Hubungan antara referen dan pembangunan diformulasikan sebagai suatu ”gerakan
komunitas”, selama proses di mana komunitas yang bersangkutan terasa menjadi
lebih adil, lebih akseptabel karena lebih manusiawi. Di sini setiap warga diajak
merundingkan rasionalitas setiap proyek pembangunan, baik yang berasal dari
pusat maupun atas inisiatif pemerintahan lokal.
Jadi, dalam
model pembangunan dalam term ruang sosial ini, ”musyawarah” (sila keempat
Pancasila) antar-orang yang berkepentingan merupakan satu keniscayaan, terlepas
dari kedudukan formal, sosial, dan tingkat keterpelajaran individual
masing-masing. Berarti semua warga ”diuwongke”,
dianggap bermartabat setara. Berhubung terbuka kemungkinan untuk membahas tidak
hanya ongkos finansial, tetapi juga opportunity costsdari proyek, model
pembangunan ini mendorong kebiasaan how
men behave, sesuai dengan pesan-pesan implisit Pancasila selaku dasar
filosofis bernegara, bukan how
markets behave (home economicus).
Dengan begitu,
dalam politik tercipta participatory
democracy, bukan spectator
democracy dan pembangunan menjadi participatory development, bukan spectator development. Jika interaksi kewargaan dijalankan terus
secara konsisten akan lahir budaya-budaya lain (hukum, ekonomi, artistik, pengetahuan)

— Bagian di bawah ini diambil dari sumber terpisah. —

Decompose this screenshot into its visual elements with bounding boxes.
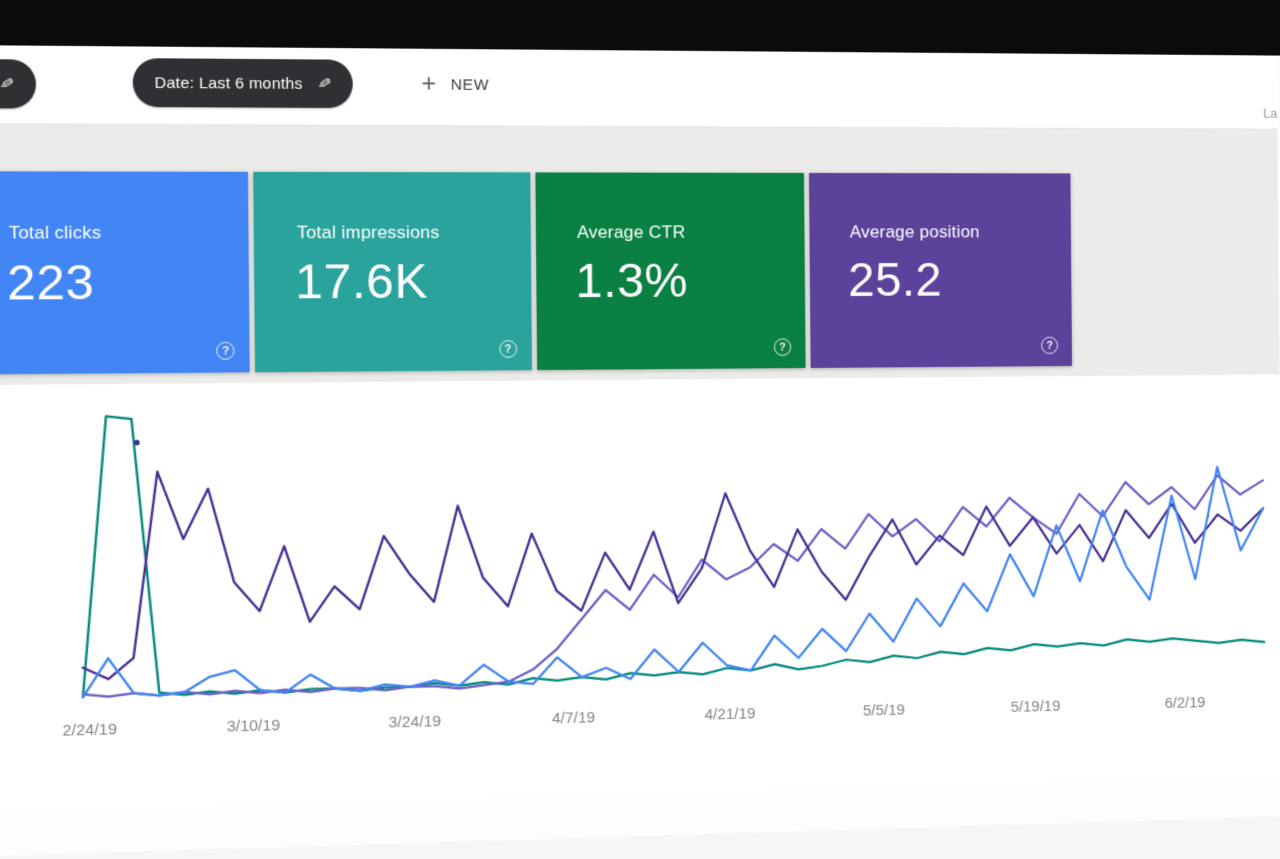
metric-value: 17.6K [294, 252, 429, 309]
x-axis-label: 4/21/19 [704, 706, 756, 724]
filter-chip-search-type[interactable]: type: Web ✎ [0, 58, 37, 109]
x-axis-label: 3/24/19 [388, 713, 441, 731]
help-icon[interactable]: ? [773, 338, 792, 356]
metric-value: 25.2 [847, 251, 943, 307]
metric-value: 1.3% [575, 252, 689, 308]
x-axis-label: 6/2/19 [1165, 695, 1206, 712]
filter-toolbar: type: Web ✎ Date: Last 6 months ✎ + NEW [0, 45, 1278, 130]
x-axis-label: 3/10/19 [227, 717, 281, 735]
x-axis-label: 5/5/19 [863, 702, 905, 720]
chart-point-marker [134, 439, 140, 446]
metric-label: Total impressions [296, 222, 440, 243]
metric-label: Total clicks [8, 222, 102, 243]
edit-pencil-icon[interactable]: ✎ [0, 74, 16, 95]
x-axis-label: 2/24/19 [62, 721, 117, 740]
new-filter-label: NEW [450, 75, 490, 94]
metric-card-total-clicks[interactable]: Total clicks 223 ? [0, 171, 250, 375]
x-axis-label: 5/19/19 [1011, 698, 1061, 716]
metric-value: 223 [6, 253, 95, 311]
chart-line-ctr [80, 405, 1264, 697]
truncated-right-text: La [1263, 105, 1278, 121]
performance-chart-panel: 2/24/19 3/10/19 3/24/19 4/7/19 4/21/19 5/5/19… [0, 374, 1280, 815]
x-axis-label: 4/7/19 [552, 709, 596, 727]
metric-label: Average position [849, 222, 980, 242]
filter-chip-label: Date: Last 6 months [154, 73, 303, 93]
performance-line-chart: 2/24/19 3/10/19 3/24/19 4/7/19 4/21/19 5/5/19… [62, 382, 1280, 740]
metric-card-average-position[interactable]: Average position 25.2 ? [808, 172, 1073, 368]
chart-line-impressions [81, 458, 1264, 680]
metric-card-average-ctr[interactable]: Average CTR 1.3% ? [534, 172, 806, 371]
metric-cards-row: Total clicks 223 ? Total impressions 17.… [0, 171, 1073, 375]
search-console-performance-page: type: Web ✎ Date: Last 6 months ✎ + NEW … [0, 0, 1280, 815]
help-icon[interactable]: ? [498, 340, 517, 358]
edit-pencil-icon[interactable]: ✎ [316, 74, 333, 95]
metric-label: Average CTR [576, 222, 686, 243]
plus-icon: + [421, 69, 437, 99]
new-filter-button[interactable]: + NEW [421, 69, 490, 99]
metric-card-total-impressions[interactable]: Total impressions 17.6K ? [253, 171, 532, 373]
filter-chip-date-range[interactable]: Date: Last 6 months ✎ [132, 58, 353, 109]
help-icon[interactable]: ? [1041, 336, 1059, 355]
help-icon[interactable]: ? [216, 341, 235, 360]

yang menjurus ke pembentukan masyarakat pembelajar, yaitu dasar ideal bagi
pembentukan masyarakat madani.
Ruang sosial
yang dengan sadar dibina oleh konsep pembangunan nasional ini menjadi atmosfer
yang menghasilkan pengalaman eksternal. Pengalaman konstruktif ini disimpulkan
sebagai faktor sentripetal oleh pikiran manusia dan karena itu menjadi state
of mind, bahkan jalan pikiran (mindset).
Bila demikian, ia berpotensi memupus kerawanan dari dasar pembentukan bangsa.
Bangsa adalah the will to live together (Renan).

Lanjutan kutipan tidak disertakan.